SUSTAINABLE ART, IMPACTFUL COMMUNITY.

Silence today has become a luxury. Everyday we find ourselves sieged by a relentless stream of notifications, headlines and digital demands, a mental overload that leaves little room for inner peace. Here in the constant noise, the work of South Korean artist Kim Young-jin offers a visual sense of quietness. His latest series, Humming Garden, is a prescription for the modern mind, as he uses dots to paint flowers, creating a labour intensive piece that soothes both the viewer and the creator. This therapeutic approach to artistic creation directly aligns with the United Nations Sustainable Development Goal of Good Health And Well-Being.

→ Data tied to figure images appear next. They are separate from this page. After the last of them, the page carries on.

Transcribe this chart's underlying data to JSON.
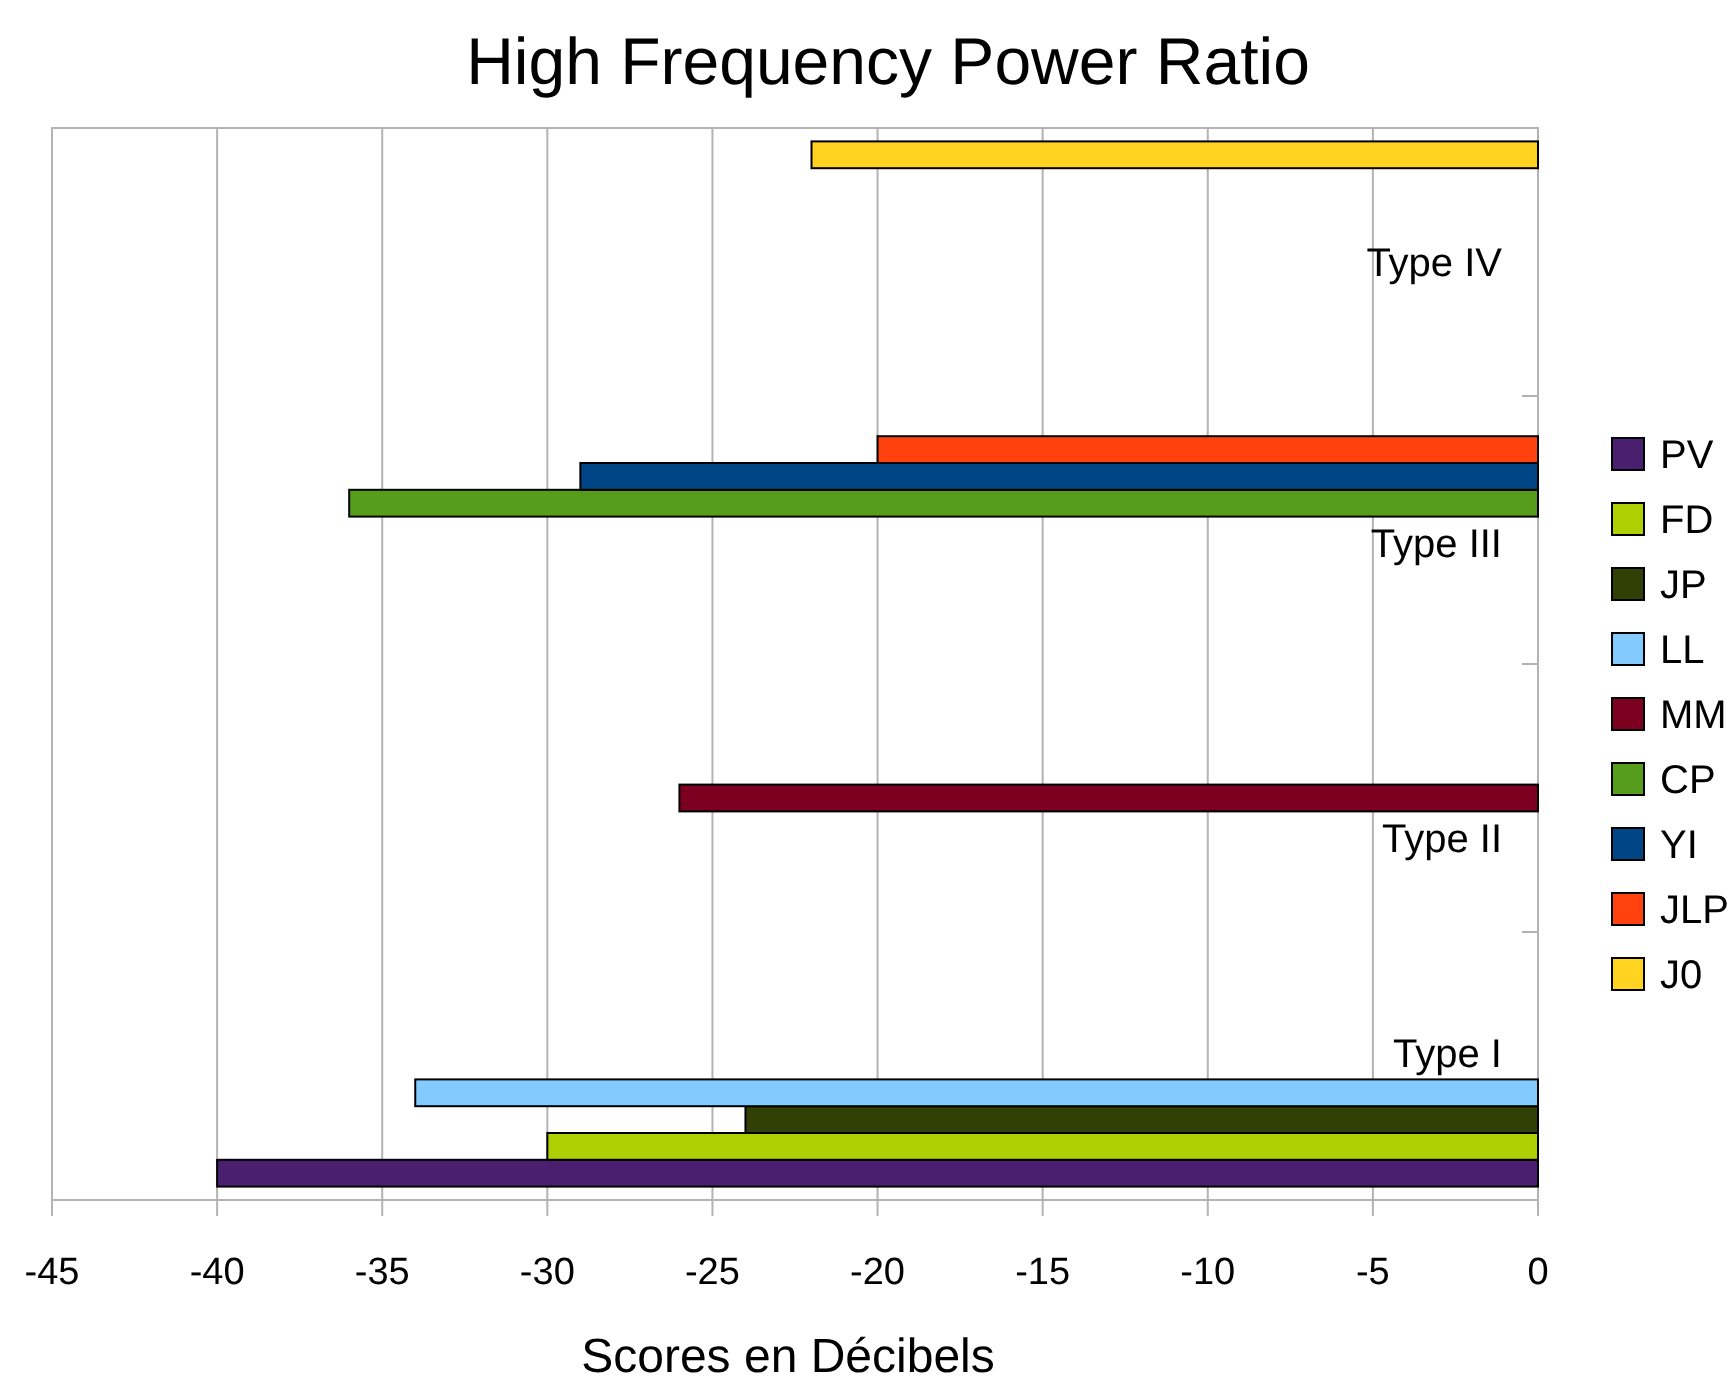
{
  "chart_data": {
    "type": "bar",
    "orientation": "horizontal",
    "title": "High Frequency Power Ratio",
    "xlabel": "Scores en Décibels",
    "categories": [
      "Type IV",
      "Type III",
      "Type II",
      "Type I"
    ],
    "series": [
      {
        "name": "PV",
        "color": "#4b1f6f",
        "values": [
          null,
          null,
          null,
          -40
        ]
      },
      {
        "name": "FD",
        "color": "#aecf00",
        "values": [
          null,
          null,
          null,
          -30
        ]
      },
      {
        "name": "JP",
        "color": "#314004",
        "values": [
          null,
          null,
          null,
          -24
        ]
      },
      {
        "name": "LL",
        "color": "#83caff",
        "values": [
          null,
          null,
          null,
          -34
        ]
      },
      {
        "name": "MM",
        "color": "#7e0021",
        "values": [
          null,
          null,
          -26,
          null
        ]
      },
      {
        "name": "CP",
        "color": "#579d1c",
        "values": [
          null,
          -36,
          null,
          null
        ]
      },
      {
        "name": "YI",
        "color": "#004586",
        "values": [
          null,
          -29,
          null,
          null
        ]
      },
      {
        "name": "JLP",
        "color": "#ff420e",
        "values": [
          null,
          -20,
          null,
          null
        ]
      },
      {
        "name": "J0",
        "color": "#ffd320",
        "values": [
          -22,
          null,
          null,
          null
        ]
      }
    ],
    "xlim": [
      -45,
      0
    ],
    "xticks": [
      -45,
      -40,
      -35,
      -30,
      -25,
      -20,
      -15,
      -10,
      -5,
      0
    ],
    "grid": "x",
    "legend": "right"
  }
}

Humming Garden 30-1 by Kim Young-jin. Image courtesy of Kim Young-jin’s website.

At first glance, Kim’s work evokes the scientific precision of Georges Seurat and the 19th-century Pointillists. Like Seurat, who sought to blend light through the optical mixture of adjacent colors, Kim constructs his images through the accumulation of thousands of minute dots. However, where Seurat’s dot was a calculation of optics, Kim’s dot is an act of presence. His technique is less about how the eye perceives color and more about how the mind perceives time.

Humming Garden 50-2 by Kim Young-jin. Image courtesy of Kim Young-jin’s website.

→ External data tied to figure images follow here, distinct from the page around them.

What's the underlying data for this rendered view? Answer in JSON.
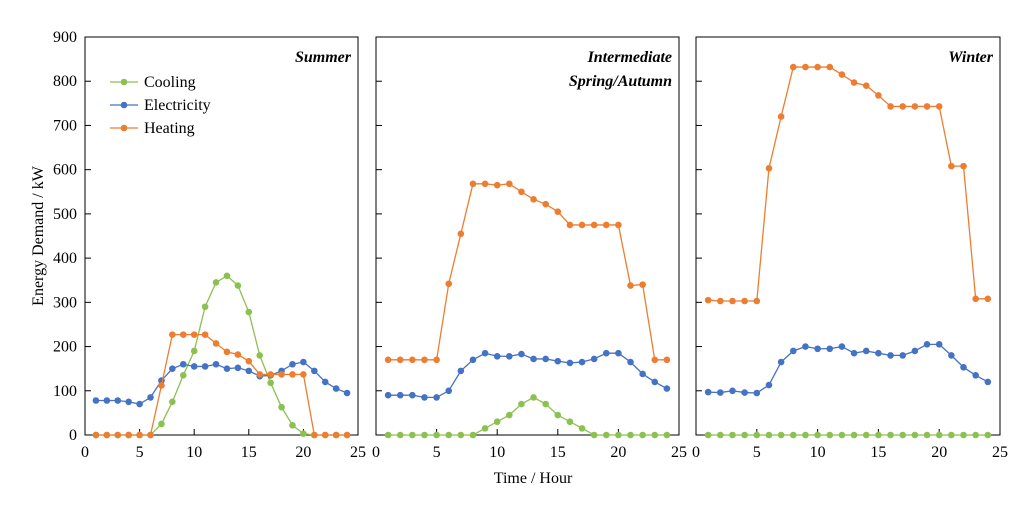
{
  "chart_data": {
    "type": "line",
    "ylabel": "Energy Demand / kW",
    "xlabel": "Time / Hour",
    "ylim": [
      0,
      900
    ],
    "xlim": [
      0,
      25
    ],
    "yticks": [
      0,
      100,
      200,
      300,
      400,
      500,
      600,
      700,
      800,
      900
    ],
    "xticks": [
      0,
      5,
      10,
      15,
      20,
      25
    ],
    "legend": {
      "placement": "top-left (first panel)",
      "entries": [
        "Cooling",
        "Electricity",
        "Heating"
      ]
    },
    "colors": {
      "Cooling": "#8cc152",
      "Electricity": "#4472c4",
      "Heating": "#ed7d31"
    },
    "x": [
      1,
      2,
      3,
      4,
      5,
      6,
      7,
      8,
      9,
      10,
      11,
      12,
      13,
      14,
      15,
      16,
      17,
      18,
      19,
      20,
      21,
      22,
      23,
      24
    ],
    "panels": [
      {
        "title": "Summer",
        "series": [
          {
            "name": "Cooling",
            "values": [
              0,
              0,
              0,
              0,
              0,
              0,
              25,
              75,
              135,
              190,
              290,
              345,
              360,
              338,
              278,
              180,
              118,
              63,
              22,
              3,
              0,
              0,
              0,
              0
            ]
          },
          {
            "name": "Electricity",
            "values": [
              78,
              78,
              78,
              75,
              70,
              85,
              123,
              150,
              160,
              155,
              155,
              160,
              150,
              152,
              145,
              133,
              135,
              145,
              160,
              165,
              145,
              120,
              105,
              95
            ]
          },
          {
            "name": "Heating",
            "values": [
              0,
              0,
              0,
              0,
              0,
              0,
              112,
              227,
              227,
              227,
              227,
              207,
              188,
              182,
              167,
              137,
              137,
              137,
              137,
              137,
              0,
              0,
              0,
              0
            ]
          }
        ]
      },
      {
        "title": "Intermediate Spring/Autumn",
        "title_lines": [
          "Intermediate",
          "Spring/Autumn"
        ],
        "series": [
          {
            "name": "Cooling",
            "values": [
              0,
              0,
              0,
              0,
              0,
              0,
              0,
              0,
              15,
              30,
              45,
              70,
              85,
              70,
              45,
              30,
              15,
              0,
              0,
              0,
              0,
              0,
              0,
              0
            ]
          },
          {
            "name": "Electricity",
            "values": [
              90,
              90,
              90,
              85,
              85,
              100,
              145,
              170,
              185,
              178,
              178,
              183,
              172,
              172,
              167,
              163,
              165,
              172,
              185,
              185,
              165,
              138,
              120,
              105
            ]
          },
          {
            "name": "Heating",
            "values": [
              170,
              170,
              170,
              170,
              170,
              342,
              455,
              568,
              568,
              565,
              568,
              550,
              533,
              522,
              505,
              475,
              475,
              475,
              475,
              475,
              338,
              340,
              170,
              170
            ]
          }
        ]
      },
      {
        "title": "Winter",
        "series": [
          {
            "name": "Cooling",
            "values": [
              0,
              0,
              0,
              0,
              0,
              0,
              0,
              0,
              0,
              0,
              0,
              0,
              0,
              0,
              0,
              0,
              0,
              0,
              0,
              0,
              0,
              0,
              0,
              0
            ]
          },
          {
            "name": "Electricity",
            "values": [
              97,
              96,
              100,
              96,
              95,
              113,
              165,
              190,
              200,
              195,
              195,
              200,
              185,
              190,
              185,
              180,
              180,
              190,
              205,
              205,
              180,
              153,
              135,
              120
            ]
          },
          {
            "name": "Heating",
            "values": [
              305,
              303,
              303,
              303,
              303,
              603,
              720,
              832,
              832,
              832,
              832,
              815,
              797,
              790,
              768,
              743,
              743,
              743,
              743,
              743,
              608,
              608,
              308,
              308
            ]
          }
        ]
      }
    ]
  }
}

The process behind Humming Garden is one of grueling, repetitive labor. Kim meticulously layers dots and small strokes to form landscapes and abstractions that seem to vibrate with a quiet energy. This repetition is intentional. In psychology, repetitive physical actions—like rosary beads passing through fingers or the rhythmic breathing of yoga—are known to induce a state of "flow" or mindfulness. By engaging in this disciplined, almost monastic practice, Kim enters a state of "no-mind" (or Mushin in East Asian philosophy), where the chaotic chatter of the conscious self is silenced by the immediacy of the action.

A quote often attributed to Andy Warhol, "the moment you start thinking about art, you stop making art," is a sentiment often echoed in meditative creative practices. For Kim, the Humming Garden is a literal command. It is a rejection of the over-analysis and intellectual spiraling that characterizes a modern anxiety. This anxiety might overlook a garden as a passive thing of beauty, instead of something that requires rigorous caretaking and that is teeming with life. Here, Kim's canvas becomes a space where thoughts stop and being begins.

Humming Garden 50-1 by Kim Young-jin. Image courtesy of Kim Young-jin’s website.

For the viewer, the effect is similarly hypnotic. Standing before one of Kim’s large-scale works, each around 100 x 100 centimetres, the eye is invited to travel across the vast fields of dots, preventing the rapid, shallow scanning we use for digital screens. This slow looking regulates the nervous system, lowering cortisol levels and fostering a sense of calm. In this way, Kim’s art functions as a visual antidote to digital fatigue. It reminds us that clarity does not come from processing more information, but from narrowing our focus to a single, manageable point.

Kim Young-jin’s work champions the importance of mental well-being in a fast-paced society. It challenges the glorification of multitasking and speed, advocating instead for the restorative power of focus and slowness. Humming Garden proves that in the accumulation of small, mindful moments, we can find a vast and enduring peace.